Le fossé s’accroit entre un commerce mondial qui s’enfonce et une OMC perchée hors du temps. Le ralentissement économique provoqué par les tensions sino-américaines n’est plus une menace mais une certitude : la guerre commerciale exerce un effet récessif sur l’économie réelle, toutes les sources en attestent, OMC, OCDE, FMI. Les barrières tarifaires ont directement ralenti le commerce des biens (comme l’analyse en détail l’étude du Trésor français jointe à la présente lettre), indirectement celui des services (dont l’OMC souligne la contraction au second semestre 2019), et les effets induits d’incertitude paralysent les décisions d’investissement. Pour 2019 et 2020, l’OCDE redoute une croissance mondiale enregistrant sa pire performance depuis la crise de 2008. Malgré les propositions de négociations formulées par l’Europe, les menaces américaines de rétorsions commerciales dans l’affaire Airbus-Boeing et le possible choc d’un Brexit sans accord au 31 octobre en accroissent le risque. Une réorganisation structurelle des chaines de valeur mondiale commence à s’observer de manière nette. Des gestes de bonne volonté ont été émis (report américain du 1er au 15 octobre de l’imposition de droits nouveaux, allègement partiel des tarifs chinois), mais Chine et Etats-Unis ne sont par certains d’aboutir à un accord. Or, les effets récessifs frappent de manière asymétrique : encore dopés par le stimulus budgétaire, les Etats-Unis paraissent pour l’instant souffrir relativement moins que la Chine et désormais la zone euro. A mesure que l’Amérique s’avancera dans la campagne présidentielle, sa propre capacité de résilience aux dommages économiques qu’inflige sa politique commerciale deviendra une variable politique déterminante.

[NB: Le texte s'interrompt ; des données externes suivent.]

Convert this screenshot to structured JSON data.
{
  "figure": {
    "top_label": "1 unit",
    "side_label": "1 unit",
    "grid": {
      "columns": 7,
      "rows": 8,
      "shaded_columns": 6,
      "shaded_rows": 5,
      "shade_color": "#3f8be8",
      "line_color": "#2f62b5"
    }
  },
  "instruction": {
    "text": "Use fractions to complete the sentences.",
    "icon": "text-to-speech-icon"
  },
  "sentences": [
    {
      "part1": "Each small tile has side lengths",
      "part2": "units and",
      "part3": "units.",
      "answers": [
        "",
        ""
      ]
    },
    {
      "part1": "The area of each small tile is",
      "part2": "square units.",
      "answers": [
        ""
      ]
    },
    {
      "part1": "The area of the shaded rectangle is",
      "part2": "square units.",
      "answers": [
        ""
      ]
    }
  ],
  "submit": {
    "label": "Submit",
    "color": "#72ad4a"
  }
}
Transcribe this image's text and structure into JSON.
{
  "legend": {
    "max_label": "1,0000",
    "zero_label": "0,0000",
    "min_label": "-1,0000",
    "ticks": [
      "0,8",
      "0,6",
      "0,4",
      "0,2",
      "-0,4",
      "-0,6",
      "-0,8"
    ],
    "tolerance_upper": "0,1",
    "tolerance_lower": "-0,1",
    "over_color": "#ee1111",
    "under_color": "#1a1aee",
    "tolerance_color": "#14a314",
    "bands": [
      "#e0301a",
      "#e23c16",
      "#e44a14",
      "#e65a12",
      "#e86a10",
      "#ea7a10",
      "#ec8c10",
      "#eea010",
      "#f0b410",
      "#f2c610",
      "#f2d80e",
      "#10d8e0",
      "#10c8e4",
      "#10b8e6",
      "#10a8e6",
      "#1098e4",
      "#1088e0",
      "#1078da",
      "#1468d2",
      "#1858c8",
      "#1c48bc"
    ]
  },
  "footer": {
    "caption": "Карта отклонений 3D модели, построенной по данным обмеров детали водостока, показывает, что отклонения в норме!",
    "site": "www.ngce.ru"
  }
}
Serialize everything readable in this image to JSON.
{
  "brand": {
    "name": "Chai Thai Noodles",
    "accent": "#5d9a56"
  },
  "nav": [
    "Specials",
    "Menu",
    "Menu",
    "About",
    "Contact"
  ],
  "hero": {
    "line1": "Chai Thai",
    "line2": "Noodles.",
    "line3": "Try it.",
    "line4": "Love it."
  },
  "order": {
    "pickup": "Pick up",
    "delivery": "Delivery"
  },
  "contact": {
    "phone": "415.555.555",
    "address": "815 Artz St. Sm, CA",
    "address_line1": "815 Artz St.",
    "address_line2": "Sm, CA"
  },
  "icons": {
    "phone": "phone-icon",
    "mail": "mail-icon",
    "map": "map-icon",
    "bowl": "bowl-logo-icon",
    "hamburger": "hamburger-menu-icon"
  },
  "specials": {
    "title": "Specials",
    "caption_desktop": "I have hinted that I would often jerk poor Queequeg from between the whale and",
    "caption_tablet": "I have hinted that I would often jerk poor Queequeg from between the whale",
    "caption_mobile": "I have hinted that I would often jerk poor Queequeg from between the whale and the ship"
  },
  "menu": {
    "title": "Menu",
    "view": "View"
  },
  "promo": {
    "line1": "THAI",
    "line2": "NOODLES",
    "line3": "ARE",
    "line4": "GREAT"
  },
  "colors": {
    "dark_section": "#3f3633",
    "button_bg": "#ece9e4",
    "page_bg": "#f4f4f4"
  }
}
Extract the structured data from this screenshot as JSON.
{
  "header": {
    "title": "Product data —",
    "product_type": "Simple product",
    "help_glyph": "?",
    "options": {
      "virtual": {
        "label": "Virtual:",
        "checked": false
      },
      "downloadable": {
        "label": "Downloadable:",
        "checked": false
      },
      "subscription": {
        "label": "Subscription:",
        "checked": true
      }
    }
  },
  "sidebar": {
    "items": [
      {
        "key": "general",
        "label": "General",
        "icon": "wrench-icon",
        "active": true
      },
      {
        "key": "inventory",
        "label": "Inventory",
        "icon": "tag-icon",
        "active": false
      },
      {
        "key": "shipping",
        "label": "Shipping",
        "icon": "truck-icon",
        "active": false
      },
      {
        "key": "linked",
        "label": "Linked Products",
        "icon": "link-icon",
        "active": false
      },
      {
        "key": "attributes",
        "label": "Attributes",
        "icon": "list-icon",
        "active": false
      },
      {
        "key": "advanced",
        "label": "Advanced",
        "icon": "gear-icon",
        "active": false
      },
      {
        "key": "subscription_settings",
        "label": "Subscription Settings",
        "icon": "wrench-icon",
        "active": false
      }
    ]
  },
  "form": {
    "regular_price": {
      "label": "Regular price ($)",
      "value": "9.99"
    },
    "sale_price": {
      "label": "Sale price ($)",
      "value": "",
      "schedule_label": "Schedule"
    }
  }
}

Face à cela, l’OMC s’enferme dans une quasi-paralysie de ses principales négociations. Incapable depuis plus de deux mois (du fait d’une opposition entre groupes asiatique et latino-américain) de désigner un président pour conduire les négociations sur les subventions à la pêche : or il s’agit d’un mandat assigné à l’OMC au titre des objectifs de développement durable (ODD 14.6), avec échéance en décembre 2019. Chaque jour de retard renforce désormais le scenario de l’échec sur ce sujet pourtant majeur pour la crédibilité de l’organisation. Les discussions devant permettre le déblocage des recrutements à l’organe d’appel sont encore dans l’impasse, faute d’implication des Etats-Unis, qui se bornent à en rejeter la responsabilité politique sur les autres membres. Celles sur l’amélioration du fonctionnement ordinaire (notification, transparence) patinent tout autant...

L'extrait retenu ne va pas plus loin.